By Mimosa Spencer
PARIS (Reuters) – Dior designer Maria Grazia Chiuri dove into archives from the 1950s for the French fashion house’s fall women’s catwalk show, adding a modern spin to the era’s feminine mainstays.
Models strode around a hulking, fantastical set parading familiar silhouettes – neat, short-sleeved button-up shirts paired with full skirts, bustier dresses, trim cardigans and cropped jackets – in somber colors and stylized floral prints.
Chiuri softened structured jackets and drew on fabrics woven with metal thread to give a new, creased texture to classically-cut dresses — pushing styles into a sporty direction, for daywear.
Accessories including pearls, gloves and thick, black headbands, the tassles tied into bows.
Chiuri sought to add a Parisian flair to the styles of the period, which are often associated with American Hollywood productions.

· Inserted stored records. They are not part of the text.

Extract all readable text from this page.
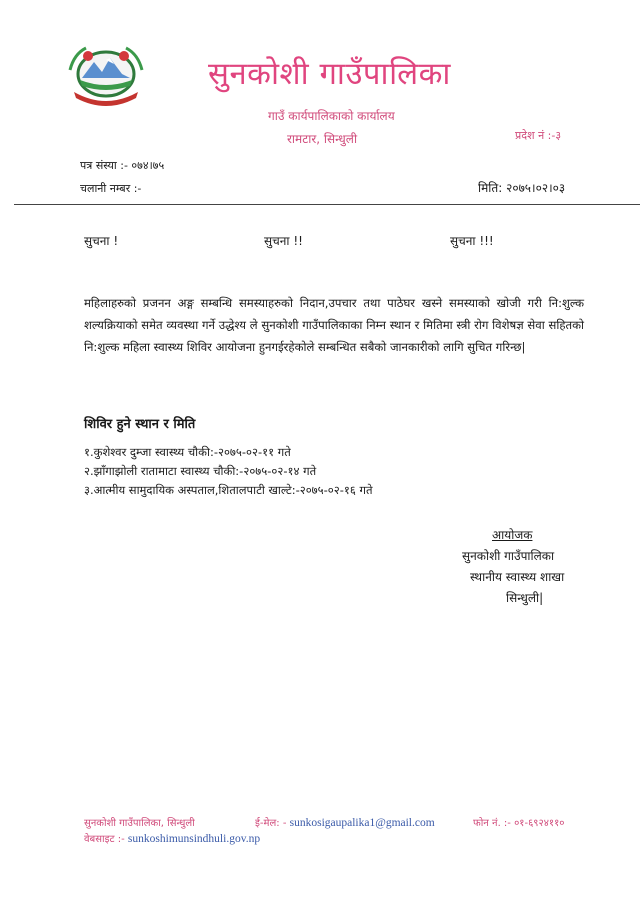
सुनकोशी गाउँपालिका
गाउँ कार्यपालिकाको कार्यालय
रामटार, सिन्धुली	प्रदेश नं :-३
पत्र संस्या :- ०७४।७५
चलानी नम्बर :-	मिति: २०७५।०२।०३
सुचना !	सुचना !!	सुचना !!!

महिलाहरुको प्रजनन अङ्ग सम्बन्धि समस्याहरुको निदान,उपचार तथा पाठेघर खस्ने समस्याको खोजी गरी नि:शुल्क शल्यक्रियाको समेत व्यवस्था गर्ने उद्धेश्य ले सुनकोशी गाउँपालिकाका निम्न स्थान र मितिमा स्त्री रोग विशेषज्ञ सेवा सहितको नि:शुल्क महिला स्वास्थ्य शिविर आयोजना हुनगईरहेकोले सम्बन्धित सबैको जानकारीको लागि सुचित गरिन्छ|

शिविर हुने स्थान र मिति
१.कुशेश्वर दुम्जा स्वास्थ्य चौकी:-२०७५-०२-११ गते
२.झाँगाझोली रातामाटा स्वास्थ्य चौकी:-२०७५-०२-१४ गते
३.आत्मीय सामुदायिक अस्पताल,शितालपाटी खाल्टे:-२०७५-०२-१६ गते
आयोजक
सुनकोशी गाउँपालिका
स्थानीय स्वास्थ्य शाखा
सिन्धुली|
सुनकोशी गाउँपालिका, सिन्धुली	ई-मेल: - sunkosigaupalika1@gmail.com	फोन नं. :- ०१-६९२४११०
वेबसाइट :- sunkoshimunsindhuli.gov.np
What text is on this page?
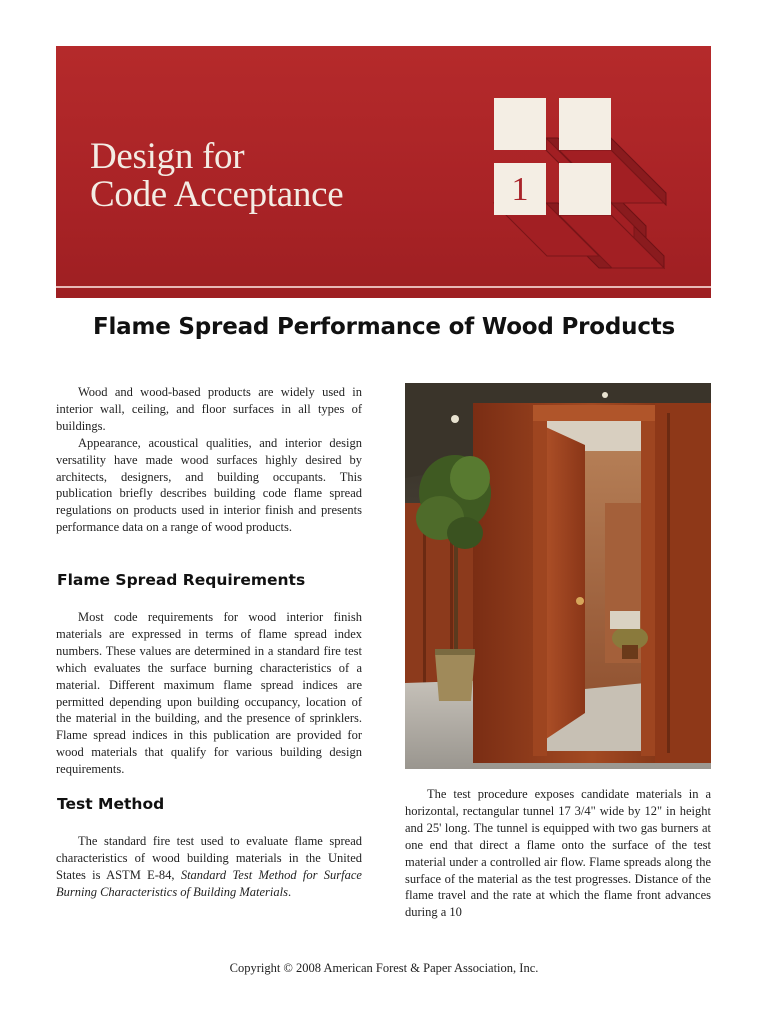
Design for
Code Acceptance	1
Flame Spread Performance of Wood Products

Wood and wood-based products are widely used in interior wall, ceiling, and floor surfaces in all types of buildings.

Appearance, acoustical qualities, and interior design versatility have made wood surfaces highly desired by architects, designers, and building occupants. This publication briefly describes building code flame spread regulations on products used in interior finish and presents performance data on a range of wood products.

Flame Spread Requirements

Most code requirements for wood interior finish materials are expressed in terms of flame spread index numbers. These values are determined in a standard fire test which evaluates the surface burning characteristics of a material. Different maximum flame spread indices are permitted depending upon building occupancy, location of the material in the building, and the presence of sprinklers. Flame spread indices in this publication are provided for wood materials that qualify for various building design requirements.

Test Method

The standard fire test used to evaluate flame spread characteristics of wood building materials in the United States is ASTM E-84, Standard Test Method for Surface Burning Characteristics of Building Materials.

The test procedure exposes candidate materials in a horizontal, rectangular tunnel 17 3/4" wide by 12" in height and 25' long. The tunnel is equipped with two gas burners at one end that direct a flame onto the surface of the test material under a controlled air flow. Flame spreads along the surface of the material as the test progresses. Distance of the flame travel and the rate at which the flame front advances during a 10

Copyright © 2008 American Forest & Paper Association, Inc.
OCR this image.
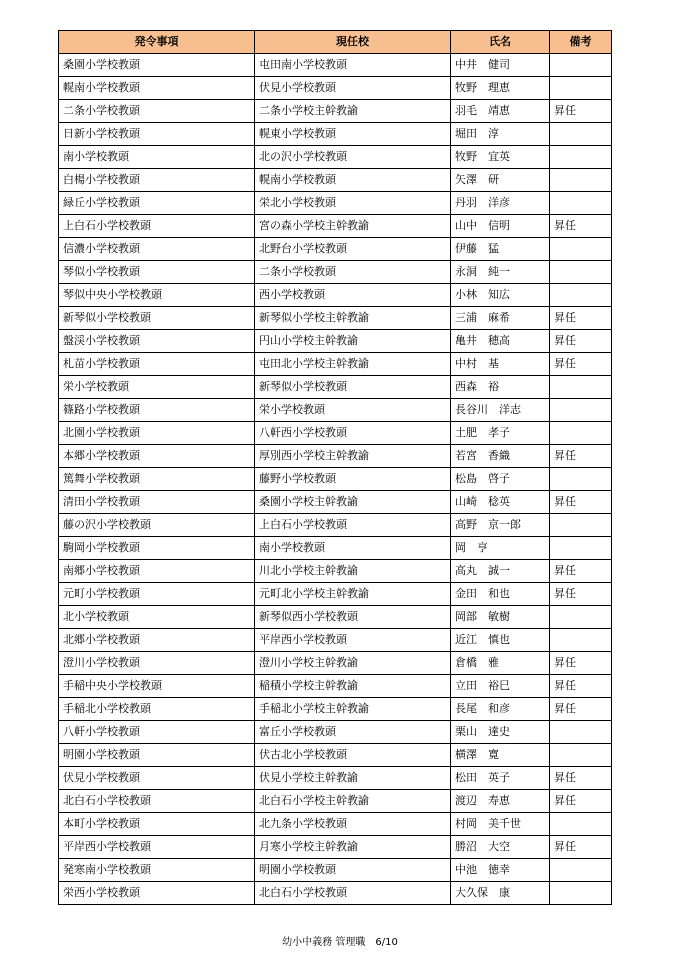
発令事項	現任校	氏名	備考
桑園小学校教頭	屯田南小学校教頭	中井　健司	
幌南小学校教頭	伏見小学校教頭	牧野　理恵	
二条小学校教頭	二条小学校主幹教諭	羽毛　靖恵	昇任
日新小学校教頭	幌東小学校教頭	堀田　淳	
南小学校教頭	北の沢小学校教頭	牧野　宜英	
白楊小学校教頭	幌南小学校教頭	矢澤　研	
緑丘小学校教頭	栄北小学校教頭	丹羽　洋彦	
上白石小学校教頭	宮の森小学校主幹教諭	山中　信明	昇任
信濃小学校教頭	北野台小学校教頭	伊藤　猛	
琴似小学校教頭	二条小学校教頭	永洞　純一	
琴似中央小学校教頭	西小学校教頭	小林　知広	
新琴似小学校教頭	新琴似小学校主幹教諭	三浦　麻希	昇任
盤渓小学校教頭	円山小学校主幹教諭	亀井　穂高	昇任
札苗小学校教頭	屯田北小学校主幹教諭	中村　基	昇任
栄小学校教頭	新琴似小学校教頭	西森　裕	
篠路小学校教頭	栄小学校教頭	長谷川　洋志	
北園小学校教頭	八軒西小学校教頭	土肥　孝子	
本郷小学校教頭	厚別西小学校主幹教諭	若宮　香織	昇任
篤舞小学校教頭	藤野小学校教頭	松島　啓子	
清田小学校教頭	桑園小学校主幹教諭	山崎　稔英	昇任
藤の沢小学校教頭	上白石小学校教頭	高野　京一郎	
駒岡小学校教頭	南小学校教頭	岡　亨	
南郷小学校教頭	川北小学校主幹教諭	高丸　誠一	昇任
元町小学校教頭	元町北小学校主幹教諭	金田　和也	昇任
北小学校教頭	新琴似西小学校教頭	岡部　敏樹	
北郷小学校教頭	平岸西小学校教頭	近江　慎也	
澄川小学校教頭	澄川小学校主幹教諭	倉橋　雅	昇任
手稲中央小学校教頭	稲積小学校主幹教諭	立田　裕巳	昇任
手稲北小学校教頭	手稲北小学校主幹教諭	長尾　和彦	昇任
八軒小学校教頭	富丘小学校教頭	栗山　達史	
明園小学校教頭	伏古北小学校教頭	横澤　寛	
伏見小学校教頭	伏見小学校主幹教諭	松田　英子	昇任
北白石小学校教頭	北白石小学校主幹教諭	渡辺　寿恵	昇任
本町小学校教頭	北九条小学校教頭	村岡　美千世	
平岸西小学校教頭	月寒小学校主幹教諭	勝沼　大空	昇任
発寒南小学校教頭	明園小学校教頭	中池　徳幸	
栄西小学校教頭	北白石小学校教頭	大久保　康	
幼小中義務 管理職　6/10
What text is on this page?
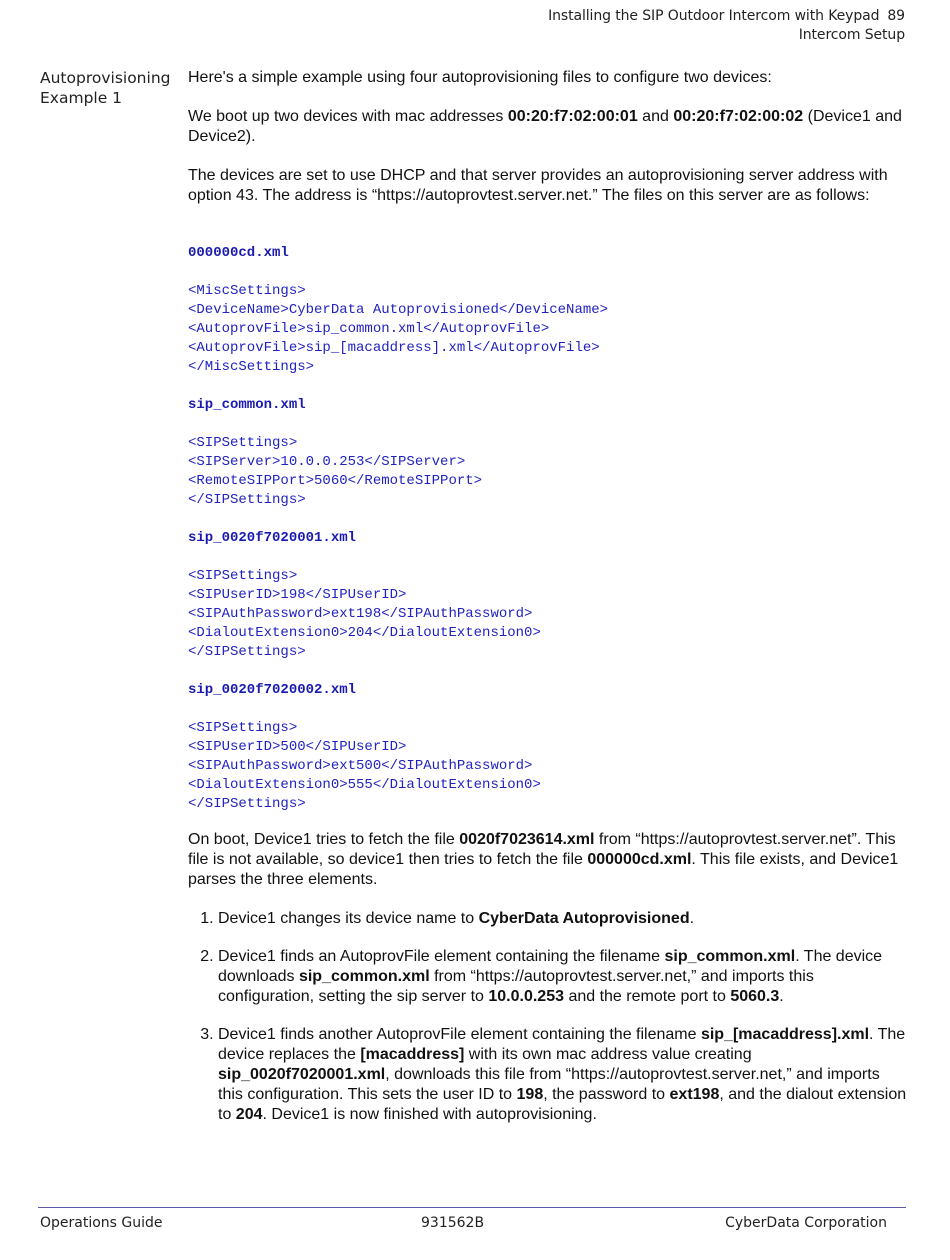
Installing the SIP Outdoor Intercom with Keypad 89
Intercom Setup
Autoprovisioning
Example 1

Here's a simple example using four autoprovisioning files to configure two devices:

We boot up two devices with mac addresses 00:20:f7:02:00:01 and 00:20:f7:02:00:02 (Device1 and Device2).

The devices are set to use DHCP and that server provides an autoprovisioning server address with option 43. The address is “https://autoprovtest.server.net.” The files on this server are as follows:

000000cd.xml
<MiscSettings>
<DeviceName>CyberData Autoprovisioned</DeviceName>
<AutoprovFile>sip_common.xml</AutoprovFile>
<AutoprovFile>sip_[macaddress].xml</AutoprovFile>
</MiscSettings>
sip_common.xml
<SIPSettings>
<SIPServer>10.0.0.253</SIPServer>
<RemoteSIPPort>5060</RemoteSIPPort>
</SIPSettings>
sip_0020f7020001.xml
<SIPSettings>
<SIPUserID>198</SIPUserID>
<SIPAuthPassword>ext198</SIPAuthPassword>
<DialoutExtension0>204</DialoutExtension0>
</SIPSettings>
sip_0020f7020002.xml
<SIPSettings>
<SIPUserID>500</SIPUserID>
<SIPAuthPassword>ext500</SIPAuthPassword>
<DialoutExtension0>555</DialoutExtension0>
</SIPSettings>

On boot, Device1 tries to fetch the file 0020f7023614.xml from “https://autoprovtest.server.net”. This file is not available, so device1 then tries to fetch the file 000000cd.xml. This file exists, and Device1 parses the three elements.

1. Device1 changes its device name to CyberData Autoprovisioned.
2. Device1 finds an AutoprovFile element containing the filename sip_common.xml. The device downloads sip_common.xml from “https://autoprovtest.server.net,” and imports this configuration, setting the sip server to 10.0.0.253 and the remote port to 5060.3.
3. Device1 finds another AutoprovFile element containing the filename sip_[macaddress].xml. The device replaces the [macaddress] with its own mac address value creating sip_0020f7020001.xml, downloads this file from “https://autoprovtest.server.net,” and imports this configuration. This sets the user ID to 198, the password to ext198, and the dialout extension to 204. Device1 is now finished with autoprovisioning.
Operations Guide	931562B	CyberData Corporation
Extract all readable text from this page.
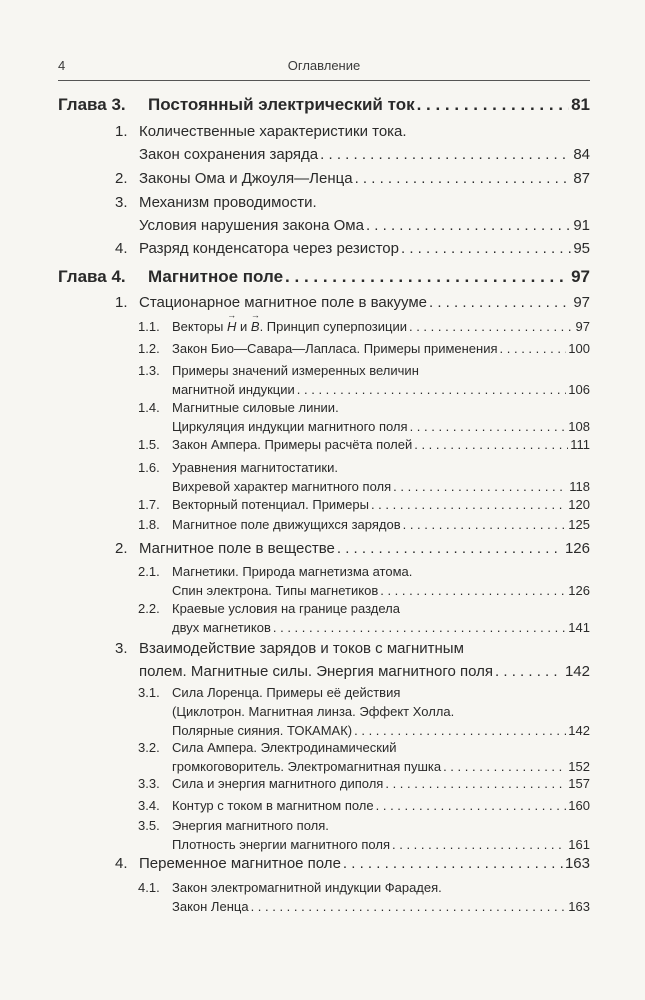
4	Оглавление
Глава 3. Постоянный электрический ток . . .	81
1. Количественные характеристики тока.
Закон сохранения заряда . . .	84
2. Законы Ома и Джоуля—Ленца . . .	87
3. Механизм проводимости.
Условия нарушения закона Ома . . .	91
4. Разряд конденсатора через резистор . . .	95
Глава 4. Магнитное поле . . .	97
1. Стационарное магнитное поле в вакууме . . .	97
1.1. Векторы → H и → B. Принцип суперпозиции . . .	97
1.2. Закон Био—Савара—Лапласа. Примеры применения . . .	100
1.3. Примеры значений измеренных величин
магнитной индукции . . .	106
1.4. Магнитные силовые линии.
Циркуляция индукции магнитного поля . . .	108
1.5. Закон Ампера. Примеры расчёта полей . . .	111
1.6. Уравнения магнитостатики.
Вихревой характер магнитного поля . . .	118
1.7. Векторный потенциал. Примеры . . .	120
1.8. Магнитное поле движущихся зарядов . . .	125
2. Магнитное поле в веществе . . .	126
2.1. Магнетики. Природа магнетизма атома.
Спин электрона. Типы магнетиков . . .	126
2.2. Краевые условия на границе раздела
двух магнетиков . . .	141
3. Взаимодействие зарядов и токов с магнитным
полем. Магнитные силы. Энергия магнитного поля . . .	142
3.1. Сила Лоренца. Примеры её действия
(Циклотрон. Магнитная линза. Эффект Холла.
Полярные сияния. ТОКАМАК) . . .	142
3.2. Сила Ампера. Электродинамический
громкоговоритель. Электромагнитная пушка . . .	152
3.3. Сила и энергия магнитного диполя . . .	157
3.4. Контур с током в магнитном поле . . .	160
3.5. Энергия магнитного поля.
Плотность энергии магнитного поля . . .	161
4. Переменное магнитное поле . . .	163
4.1. Закон электромагнитной индукции Фарадея.
Закон Ленца . . .	163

“It was very different, the situation in Europe than in the USA,” she told Reuters, noting that the women who served as inspiration for the collection — Christian Dior’s sister Catherine Dior and French singers Edith Piaf and Juliette Greco — were rebuilding their lives following the Second World War.
Moody organ music kicked off the show.
Models wound around the space — a tent in the Tuileries Gardens — under a massive, hanging set, its bulbous tentacles embellished with hand-sewn crochet work, fringes, sequins and feathers.
Portuguese artist Joana Vasconcelos described her work as an abstract flower, forming a “magical garden like another world, another dimension.”
“It’s quite unique for the contemporary art world to have this connection to the fashion world,” she said, noting the show added intimacy to her monumental art.
Held on the second day of Paris Fashion Week, the show drew crowds of fans angling for a glimpse of Kpop singer Jisoo and actress Charlize Theron, who sat in the front row next to members of LVMH CEO Bernard Arnault’s family.